I can only be what God made me to be.
I can only be what His plan designs me to be. I can only be what He has called me to be. I can try to be other things, but I end up "circling the mountain" until I have learned His lesson. He has a plan for me, a design for me, a course for me. It is my job to follow it, to the best of my ability. It becomes easier when I remember this. That God has called me to serve Him in this capacity, at this time. As much as I might wish He called me to serve in a decorative capacity or a super organized capacity, He has called me to serve Him in His way, in His time.
What I was called to do say, ten years ago, and the way in which I served Him is not the way I am called to serve now. It is such a rush of peace when I finally realize His calling at each milestone, finally transition to the next thing. It's like the fight is over, the war is won...for now. When I am fighting my calling I feel overwhelmed and frazzled. I feel unsatisfied and unsettled. When I realize I am literally swimming upstream, and I "let go and let God" it all works out. What a blessing.

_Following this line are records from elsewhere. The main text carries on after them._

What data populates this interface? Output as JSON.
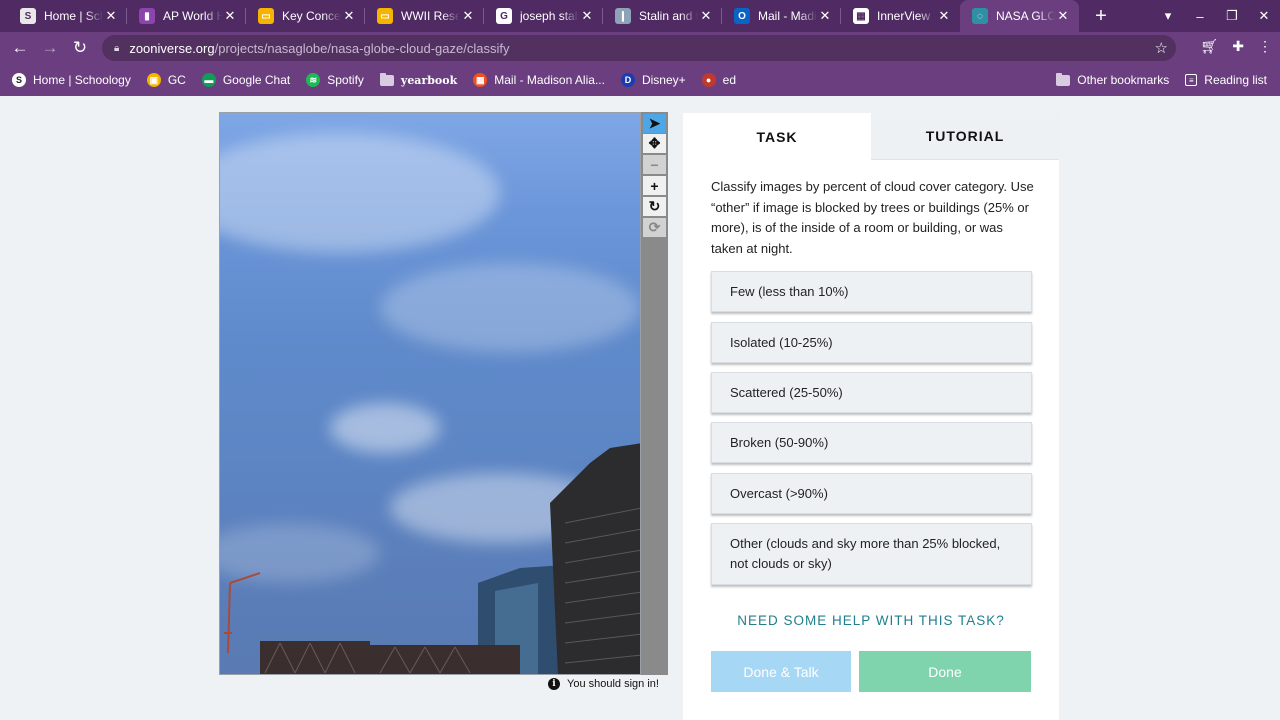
{
  "browser": {
    "tabs": [
      {
        "title": "Home | Schoology",
        "icon": "schoology-icon",
        "color": "#e8e8e8",
        "glyph": "S"
      },
      {
        "title": "AP World History",
        "icon": "classroom-icon",
        "color": "#8e44ad",
        "glyph": "▮"
      },
      {
        "title": "Key Concepts",
        "icon": "slides-icon",
        "color": "#f4b400",
        "glyph": "▭"
      },
      {
        "title": "WWII Research",
        "icon": "slides-icon",
        "color": "#f4b400",
        "glyph": "▭"
      },
      {
        "title": "joseph stalin",
        "icon": "google-icon",
        "color": "#ffffff",
        "glyph": "G"
      },
      {
        "title": "Stalin and the",
        "icon": "site-icon",
        "color": "#8fa3b8",
        "glyph": "❙"
      },
      {
        "title": "Mail - Madison",
        "icon": "outlook-icon",
        "color": "#0a64c8",
        "glyph": "O"
      },
      {
        "title": "InnerView",
        "icon": "innerview-icon",
        "color": "#ffffff",
        "glyph": "▦"
      },
      {
        "title": "NASA GLOBE",
        "icon": "zooniverse-icon",
        "color": "#2f8fa3",
        "glyph": "◌",
        "active": true
      }
    ],
    "new_tab": "+",
    "url_host": "zooniverse.org",
    "url_path": "/projects/nasaglobe/nasa-globe-cloud-gaze/classify",
    "bookmarks": [
      {
        "label": "Home | Schoology",
        "icon": "schoology-icon",
        "color": "#ffffff",
        "glyph": "S"
      },
      {
        "label": "GC",
        "icon": "classroom-icon",
        "color": "#f4b400",
        "glyph": "▣"
      },
      {
        "label": "Google Chat",
        "icon": "chat-icon",
        "color": "#0f9d58",
        "glyph": "▬"
      },
      {
        "label": "Spotify",
        "icon": "spotify-icon",
        "color": "#1db954",
        "glyph": "≋"
      },
      {
        "label": "yearbook",
        "icon": "folder-icon",
        "color": "#d9cce0",
        "glyph": ""
      },
      {
        "label": "Mail - Madison Alia...",
        "icon": "microsoft-icon",
        "color": "#f25022",
        "glyph": "▦"
      },
      {
        "label": "Disney+",
        "icon": "disney-icon",
        "color": "#1a3cb0",
        "glyph": "D"
      },
      {
        "label": "ed",
        "icon": "ed-icon",
        "color": "#c0392b",
        "glyph": "●"
      }
    ],
    "other_bookmarks": "Other bookmarks",
    "reading_list": "Reading list"
  },
  "viewer": {
    "signin_text": "You should sign in!"
  },
  "task_panel": {
    "tab_task": "TASK",
    "tab_tutorial": "TUTORIAL",
    "instructions": "Classify images by percent of cloud cover category. Use “other” if image is blocked by trees or buildings (25% or more), is of the inside of a room or building, or was taken at night.",
    "answers": [
      "Few (less than 10%)",
      "Isolated (10-25%)",
      "Scattered (25-50%)",
      "Broken (50-90%)",
      "Overcast (>90%)",
      "Other (clouds and sky more than 25% blocked, not clouds or sky)"
    ],
    "help_link": "NEED SOME HELP WITH THIS TASK?",
    "done_talk_label": "Done & Talk",
    "done_label": "Done"
  }
}
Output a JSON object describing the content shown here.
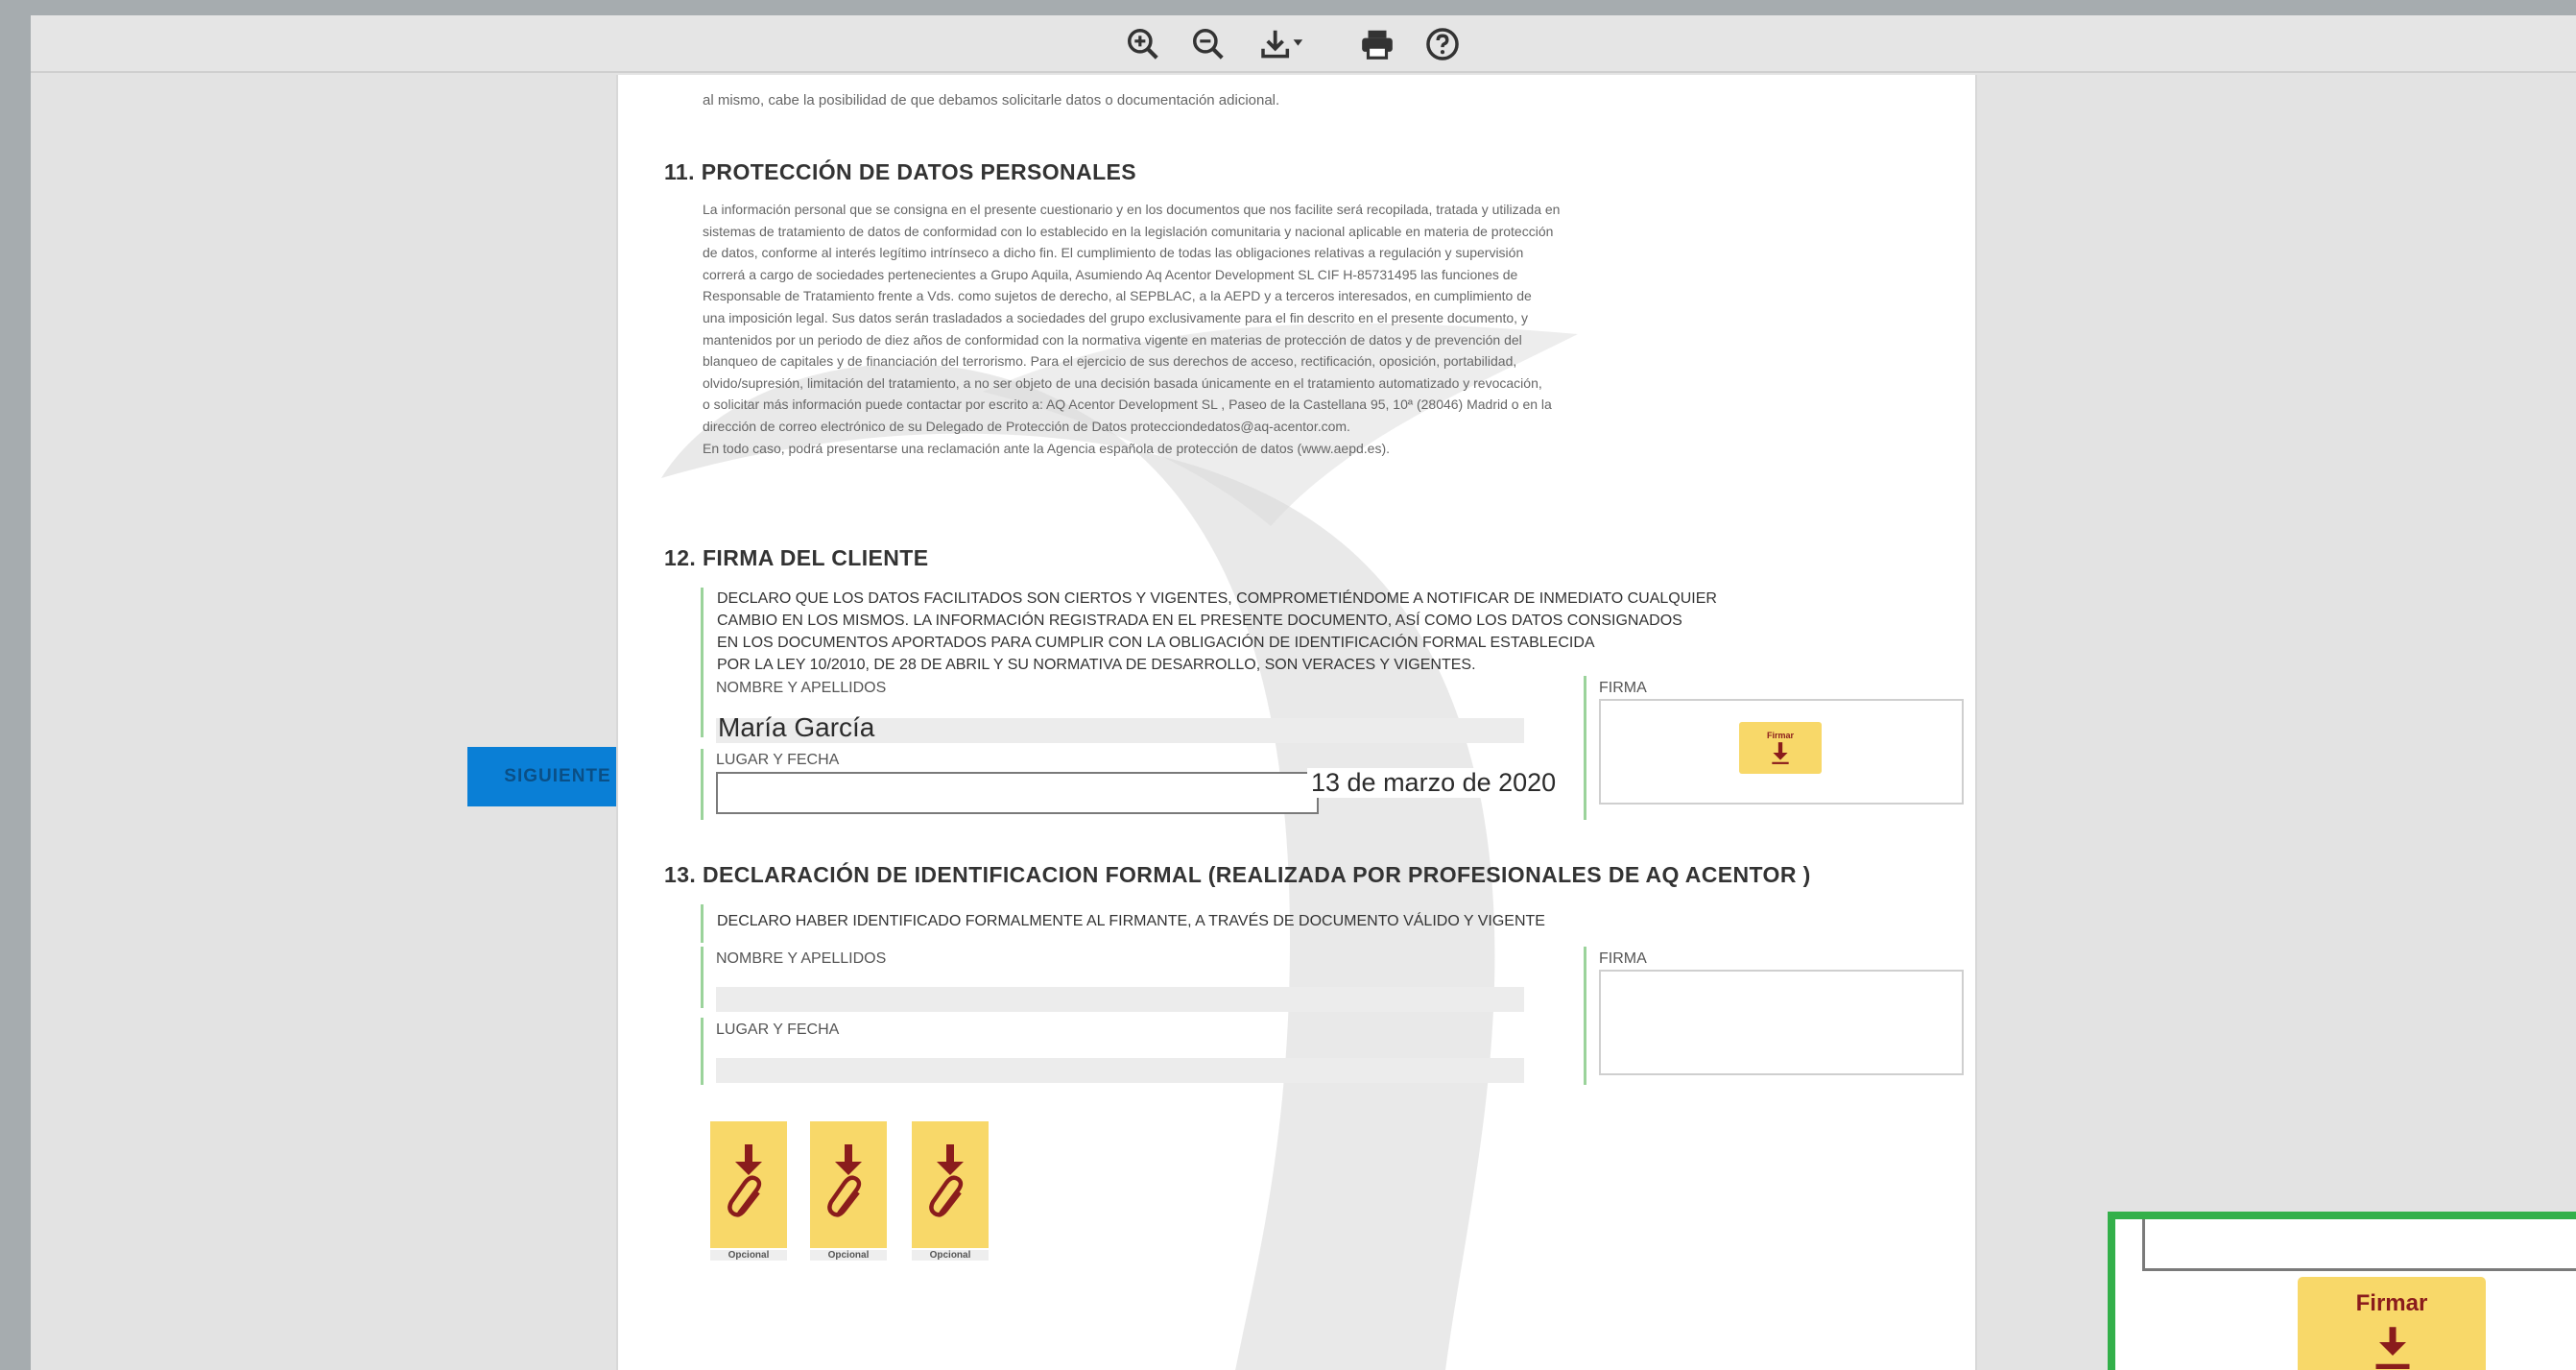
{
  "toolbar": {
    "buttons": [
      {
        "name": "zoom-in",
        "icon": "zoom-in-icon"
      },
      {
        "name": "zoom-out",
        "icon": "zoom-out-icon"
      },
      {
        "name": "download",
        "icon": "download-icon"
      },
      {
        "name": "print",
        "icon": "print-icon"
      },
      {
        "name": "help",
        "icon": "help-icon"
      }
    ]
  },
  "document": {
    "intro_text": "al mismo, cabe la posibilidad de que debamos solicitarle datos o documentación adicional.",
    "section11": {
      "heading": "11. PROTECCIÓN DE DATOS PERSONALES",
      "body": [
        "La información personal que se consigna en el presente cuestionario y en los documentos que nos facilite será recopilada, tratada y utilizada en",
        "sistemas de tratamiento de datos de conformidad con lo establecido en la legislación comunitaria y nacional aplicable en materia de protección",
        "de datos, conforme al interés legítimo intrínseco a dicho fin. El cumplimiento de todas las obligaciones relativas a regulación y supervisión",
        "correrá a cargo de sociedades pertenecientes a Grupo Aquila, Asumiendo Aq Acentor Development SL CIF H-85731495 las funciones de",
        "Responsable de Tratamiento frente a Vds. como sujetos de derecho, al SEPBLAC, a la AEPD y a terceros interesados, en cumplimiento de",
        "una imposición legal. Sus datos serán trasladados a sociedades del grupo exclusivamente para el fin descrito en el presente documento, y",
        "mantenidos por un periodo de diez años de conformidad con la normativa vigente en materias de protección de datos y de prevención del",
        "blanqueo de capitales y de financiación del terrorismo. Para el ejercicio de sus derechos de acceso, rectificación, oposición, portabilidad,",
        "olvido/supresión, limitación del tratamiento, a no ser objeto de una decisión basada únicamente en el tratamiento automatizado y revocación,",
        "o solicitar más información puede contactar por escrito a: AQ Acentor Development SL , Paseo de la Castellana 95, 10ª (28046) Madrid o en la",
        "dirección de correo electrónico de su Delegado de Protección de Datos protecciondedatos@aq-acentor.com.",
        "En todo caso, podrá presentarse una reclamación ante la Agencia española de protección de datos (www.aepd.es)."
      ]
    },
    "section12": {
      "heading": "12. FIRMA DEL CLIENTE",
      "declaration": [
        "DECLARO QUE LOS DATOS FACILITADOS SON CIERTOS Y VIGENTES, COMPROMETIÉNDOME A NOTIFICAR DE INMEDIATO CUALQUIER",
        "CAMBIO EN LOS MISMOS.  LA INFORMACIÓN REGISTRADA EN EL PRESENTE DOCUMENTO, ASÍ COMO LOS DATOS CONSIGNADOS",
        "EN LOS DOCUMENTOS APORTADOS PARA CUMPLIR CON LA OBLIGACIÓN DE IDENTIFICACIÓN FORMAL ESTABLECIDA",
        "POR LA LEY 10/2010, DE 28 DE ABRIL Y SU NORMATIVA DE DESARROLLO, SON VERACES Y VIGENTES."
      ],
      "name_label": "NOMBRE Y APELLIDOS",
      "name_value": "María García",
      "place_date_label": "LUGAR Y FECHA",
      "place_date_value": "13 de marzo de 2020",
      "signature_label": "FIRMA",
      "sign_button_label": "Firmar"
    },
    "section13": {
      "heading": "13. DECLARACIÓN DE IDENTIFICACION FORMAL (REALIZADA POR PROFESIONALES DE AQ ACENTOR )",
      "declaration": "DECLARO HABER IDENTIFICADO FORMALMENTE AL FIRMANTE, A TRAVÉS DE DOCUMENTO VÁLIDO Y VIGENTE",
      "name_label": "NOMBRE Y APELLIDOS",
      "place_date_label": "LUGAR Y FECHA",
      "signature_label": "FIRMA"
    },
    "attachments": [
      {
        "label": "Opcional"
      },
      {
        "label": "Opcional"
      },
      {
        "label": "Opcional"
      }
    ]
  },
  "next_button_label": "SIGUIENTE",
  "zoom_callout": {
    "sign_button_label": "Firmar"
  },
  "colors": {
    "accent_yellow": "#f8d869",
    "arrow_red": "#8a1c1c",
    "next_blue": "#0a7fd6",
    "highlight_green": "#33b04a",
    "section_bar_green": "#9bd39b"
  }
}
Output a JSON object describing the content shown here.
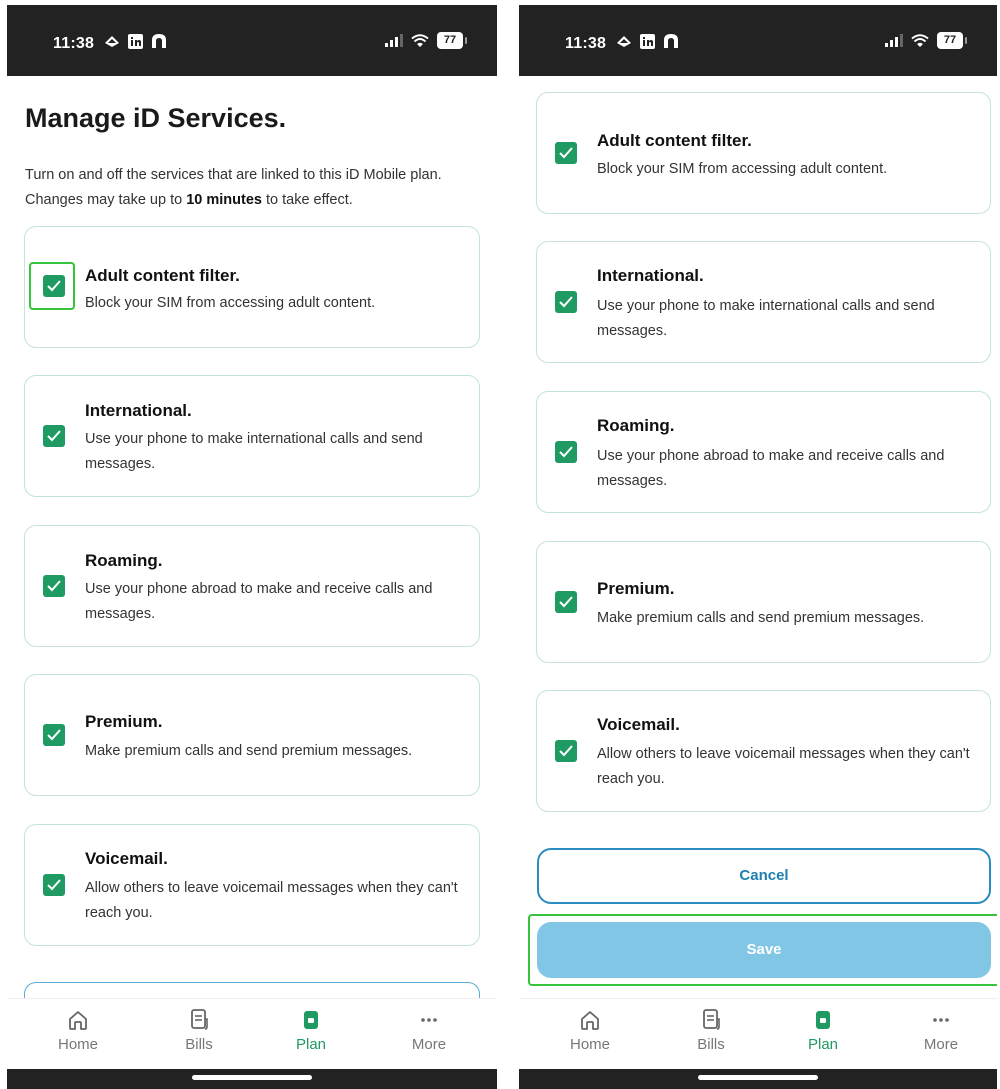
{
  "status_bar": {
    "time": "11:38",
    "battery": "77"
  },
  "page": {
    "title": "Manage iD Services.",
    "intro_before": "Turn on and off the services that are linked to this iD Mobile plan. Changes may take up to ",
    "intro_bold": "10 minutes",
    "intro_after": " to take effect."
  },
  "services": [
    {
      "title": "Adult content filter.",
      "description": "Block your SIM from accessing adult content.",
      "checked": true
    },
    {
      "title": "International.",
      "description": "Use your phone to make international calls and send messages.",
      "checked": true
    },
    {
      "title": "Roaming.",
      "description": "Use your phone abroad to make and receive calls and messages.",
      "checked": true
    },
    {
      "title": "Premium.",
      "description": "Make premium calls and send premium messages.",
      "checked": true
    },
    {
      "title": "Voicemail.",
      "description": "Allow others to leave voicemail messages when they can't reach you.",
      "checked": true
    }
  ],
  "actions": {
    "cancel": "Cancel",
    "save": "Save"
  },
  "tabbar": [
    {
      "label": "Home",
      "icon": "home-icon"
    },
    {
      "label": "Bills",
      "icon": "bills-icon"
    },
    {
      "label": "Plan",
      "icon": "plan-icon",
      "active": true
    },
    {
      "label": "More",
      "icon": "more-icon"
    }
  ],
  "colors": {
    "accent_green": "#1f9a63",
    "button_blue": "#2a8cc0",
    "save_disabled": "#82c6e6",
    "highlight": "#35c43c"
  }
}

And the God of all grace, who called you to his eternal glory in Christ, after you have suffered a little while, will himself restore you and make you strong, firm and steadfast. 1 Peter 5:10
Each one should use whatever gift he has received to serve others, faithfully administering God's grace in its various forms. 1 Peter 4:10
Therefore do not worry about tomorrow, for tomorrow will worry about itself. Each day has enough trouble of its own. Mat 6:34
This month, as I focus on the birth of our Savior, and the plan God has for us in the coming year, I will remember these passages. Rejoice in being "only" what God made you to be!